How Vice Media went from start-up to US$5.7 billion global behemoth – it’s not all been smooth sailing
Hong Kong-born Tom Punch, the company’s chief creative officer, ponders how Vice can remain a ‘challenger brand’ having gone from a staff of 80 when he joined in 2012 to 3,000 globally now, as it looks to expand its Asia presence
The company that redefined current affairs for the millennial generation, Vice Media, is one of the most successful – and controversial – media brands to emerge in the past 25 years.

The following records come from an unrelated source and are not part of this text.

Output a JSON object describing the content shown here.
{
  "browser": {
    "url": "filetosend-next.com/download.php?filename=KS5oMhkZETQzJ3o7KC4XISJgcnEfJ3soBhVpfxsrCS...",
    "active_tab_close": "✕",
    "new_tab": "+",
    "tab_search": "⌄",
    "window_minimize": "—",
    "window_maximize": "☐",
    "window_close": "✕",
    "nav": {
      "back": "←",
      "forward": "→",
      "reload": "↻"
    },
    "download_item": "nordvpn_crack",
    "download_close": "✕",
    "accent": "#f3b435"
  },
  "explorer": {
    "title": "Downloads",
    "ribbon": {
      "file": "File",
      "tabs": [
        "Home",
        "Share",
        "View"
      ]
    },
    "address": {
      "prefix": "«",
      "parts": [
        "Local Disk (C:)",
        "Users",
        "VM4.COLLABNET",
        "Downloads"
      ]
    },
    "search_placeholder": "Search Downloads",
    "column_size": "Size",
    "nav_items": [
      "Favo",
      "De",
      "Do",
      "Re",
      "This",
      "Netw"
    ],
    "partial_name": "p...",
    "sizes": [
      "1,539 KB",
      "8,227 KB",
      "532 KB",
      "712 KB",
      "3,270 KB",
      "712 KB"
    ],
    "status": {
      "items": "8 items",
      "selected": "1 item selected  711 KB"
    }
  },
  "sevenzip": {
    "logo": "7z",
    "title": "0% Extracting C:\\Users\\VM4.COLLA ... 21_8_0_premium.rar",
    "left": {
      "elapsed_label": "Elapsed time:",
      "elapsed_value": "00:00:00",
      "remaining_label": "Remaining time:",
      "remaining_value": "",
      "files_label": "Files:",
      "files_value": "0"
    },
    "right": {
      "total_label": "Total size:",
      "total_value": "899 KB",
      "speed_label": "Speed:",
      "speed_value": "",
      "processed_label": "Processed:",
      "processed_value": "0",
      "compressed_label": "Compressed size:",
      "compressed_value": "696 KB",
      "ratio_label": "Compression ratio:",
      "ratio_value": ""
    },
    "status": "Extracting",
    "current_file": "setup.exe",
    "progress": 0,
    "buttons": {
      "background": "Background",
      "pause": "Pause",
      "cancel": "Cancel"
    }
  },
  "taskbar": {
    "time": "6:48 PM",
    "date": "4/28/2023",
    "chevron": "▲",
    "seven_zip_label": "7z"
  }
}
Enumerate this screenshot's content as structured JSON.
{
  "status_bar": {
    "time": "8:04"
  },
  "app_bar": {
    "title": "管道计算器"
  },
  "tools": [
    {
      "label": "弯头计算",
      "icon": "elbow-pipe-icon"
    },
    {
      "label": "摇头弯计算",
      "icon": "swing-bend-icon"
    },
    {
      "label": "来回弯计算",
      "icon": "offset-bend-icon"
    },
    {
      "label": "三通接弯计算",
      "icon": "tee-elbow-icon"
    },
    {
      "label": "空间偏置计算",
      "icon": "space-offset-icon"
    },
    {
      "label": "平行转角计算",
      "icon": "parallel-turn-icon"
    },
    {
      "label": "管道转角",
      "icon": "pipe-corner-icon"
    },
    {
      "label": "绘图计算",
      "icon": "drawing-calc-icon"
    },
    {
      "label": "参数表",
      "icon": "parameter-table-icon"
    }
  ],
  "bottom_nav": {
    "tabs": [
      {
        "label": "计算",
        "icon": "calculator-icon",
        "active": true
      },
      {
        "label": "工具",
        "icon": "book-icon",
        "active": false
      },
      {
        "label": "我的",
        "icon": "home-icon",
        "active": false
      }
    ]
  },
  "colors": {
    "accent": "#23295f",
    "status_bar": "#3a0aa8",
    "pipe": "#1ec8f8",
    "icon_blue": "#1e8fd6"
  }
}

Founded in Montreal, Canada, in 1994, and known for producing youth-oriented content with a provocative edge, Vice has grown from local counterculture magazine to US$5.7 billion multi-platform global media enterprise in less time than much of its current audience have been alive.
Based in New York – in the hipster stronghold of Williamsburg in Brooklyn – since 2001, Vice’s growth over the past six years has been nothing short of stratospheric, a rise that has coincided with the tenure of Hong Kong-born Tom Punch, the company’s chief commercial and creative officer who is responsible for “bridging the worlds of content and commerce and revenue”.
In Hong Kong for the recent Great Festival of Innovation at the Asia Society, the affable Punch says Vice had a team of about 80 people when he joined in 2012. Now, the company has about 3,000 staff globally, including 1,500 in New York alone.
“It’s been a pretty dramatic shift,” he says.